The Twenty-Second Flavor
Standard disclaimer: The characters aren't mine, just the story.
Years later, the many flavors of loss still surprise her.
This one is sweet and sad and fond and funny, when she finally realizes why, that one time, Spike had sneeringly called Riley "Appleby."
She picked up the battered paperback after Dawn had left on the table at breakfast, curious about the book that had made her sister snort with laughter, only to finally realize --
Everything Appleby did, he did well. Appleby was a fair-headed boy from Iowa who believed in God, Motherhood and the American Way of Life, without ever thinking about any of them, and everybody who knew him liked him.
"I hate that son of a bitch," Yossarian growled.

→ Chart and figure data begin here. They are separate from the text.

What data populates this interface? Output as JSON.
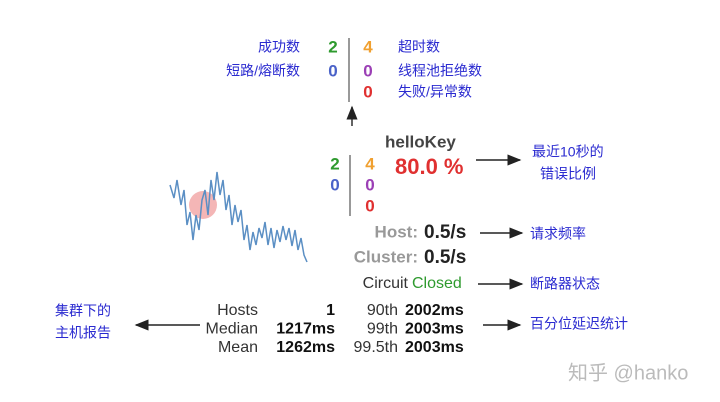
{
  "legend": {
    "left_labels": [
      "成功数",
      "短路/熔断数"
    ],
    "left_counts": [
      "2",
      "0"
    ],
    "right_counts": [
      "4",
      "0",
      "0"
    ],
    "right_labels": [
      "超时数",
      "线程池拒绝数",
      "失败/异常数"
    ]
  },
  "circuit": {
    "name": "helloKey",
    "left_counts": [
      "2",
      "0"
    ],
    "right_counts": [
      "4",
      "0",
      "0"
    ],
    "error_rate": "80.0 %",
    "host_label": "Host:",
    "host_rate": "0.5/s",
    "cluster_label": "Cluster:",
    "cluster_rate": "0.5/s",
    "circuit_label": "Circuit",
    "circuit_status": "Closed"
  },
  "stats": {
    "rows": [
      [
        "Hosts",
        "1",
        "90th",
        "2002ms"
      ],
      [
        "Median",
        "1217ms",
        "99th",
        "2003ms"
      ],
      [
        "Mean",
        "1262ms",
        "99.5th",
        "2003ms"
      ]
    ]
  },
  "annotations": {
    "error_rate": [
      "最近10秒的",
      "错误比例"
    ],
    "request_rate": "请求频率",
    "circuit_state": "断路器状态",
    "percentiles": "百分位延迟统计",
    "cluster_hosts": [
      "集群下的",
      "主机报告"
    ]
  },
  "watermark": "知乎 @hanko"
}
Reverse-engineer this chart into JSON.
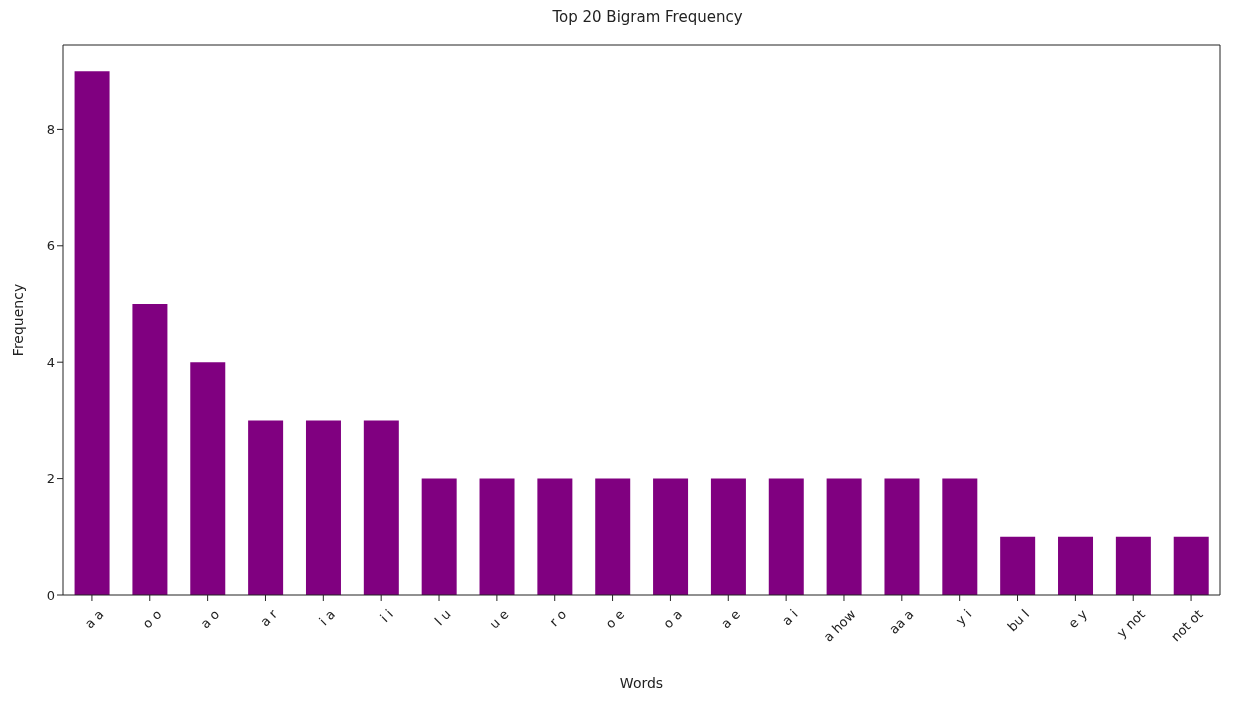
{
  "chart_data": {
    "type": "bar",
    "title": "Top 20 Bigram Frequency",
    "xlabel": "Words",
    "ylabel": "Frequency",
    "categories": [
      "a a",
      "o o",
      "a o",
      "a r",
      "i a",
      "i i",
      "l u",
      "u e",
      "r o",
      "o e",
      "o a",
      "a e",
      "a i",
      "a how",
      "aa a",
      "y i",
      "bu l",
      "e y",
      "y not",
      "not ot"
    ],
    "values": [
      9,
      5,
      4,
      3,
      3,
      3,
      2,
      2,
      2,
      2,
      2,
      2,
      2,
      2,
      2,
      2,
      1,
      1,
      1,
      1
    ],
    "color": "#800080",
    "ylim": [
      0,
      9.45
    ],
    "yticks": [
      0,
      2,
      4,
      6,
      8
    ],
    "grid": false,
    "legend": false
  }
}
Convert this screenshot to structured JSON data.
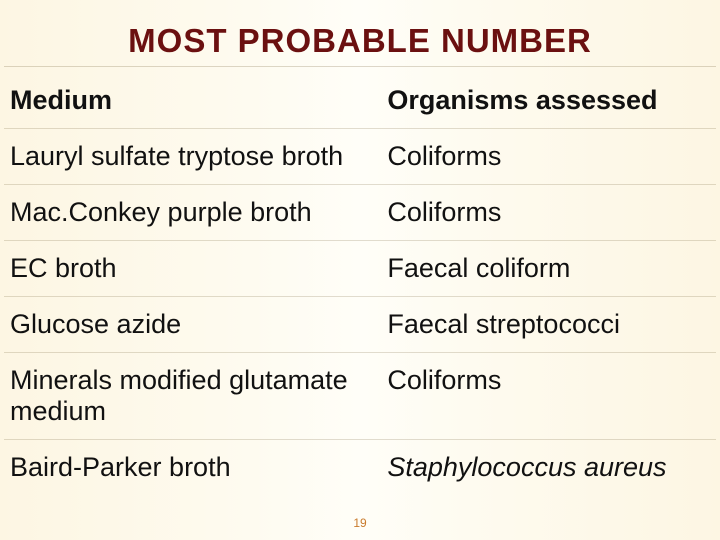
{
  "title": {
    "text": "MOST PROBABLE NUMBER",
    "color": "#6b1010",
    "fontsize": 33
  },
  "table": {
    "columns": [
      "Medium",
      "Organisms assessed"
    ],
    "header_fontsize": 27,
    "cell_fontsize": 27,
    "border_color": "rgba(120,100,60,0.22)",
    "rows": [
      {
        "medium": "Lauryl sulfate tryptose broth",
        "organisms": "Coliforms",
        "italic": false
      },
      {
        "medium": "Mac.Conkey purple broth",
        "organisms": "Coliforms",
        "italic": false
      },
      {
        "medium": "EC broth",
        "organisms": "Faecal coliform",
        "italic": false
      },
      {
        "medium": "Glucose azide",
        "organisms": "Faecal streptococci",
        "italic": false
      },
      {
        "medium": "Minerals modified glutamate medium",
        "organisms": "Coliforms",
        "italic": false
      },
      {
        "medium": "Baird-Parker broth",
        "organisms": "Staphylococcus aureus",
        "italic": true
      }
    ]
  },
  "page_number": "19",
  "page_number_color": "#c97b2d",
  "background_gradient": {
    "stops": [
      "#fdf6e3",
      "#fdf8e8",
      "#fefbf0",
      "#fffef8",
      "#fefbf0",
      "#fdf8e8",
      "#fdf6e3"
    ]
  }
}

-- that Spike hadn't been making some obscure reference to the aggressively mediocre purveyor of deep-fried appetizers, but an obscure reference to some old book. A book which, so far, seems to be about a rebel for whom imposed loyalties and abstract ideals would never be good enough reasons to give up his life.
She wants to read on, to find out what happens to that rebel, but it's time to go. "Life is for the living," Xander had told her after he'd pulled himself out of his funk over losing Anya, not past it, but determined and sober. She has work; the book, unlike the vampire, will be there when she's ready to take it on.
He probably dies in the end -- isn't that the way these things go?
"I miss you, Yossarian," she murmurs wryly to the sunlit window above the sink as she sets her mug in the drainer. Then Dawn's calling her, and she's grabbing her jacket on the way out the door.
Author's note: The "old book" in question is Catch-22 by Joseph Heller.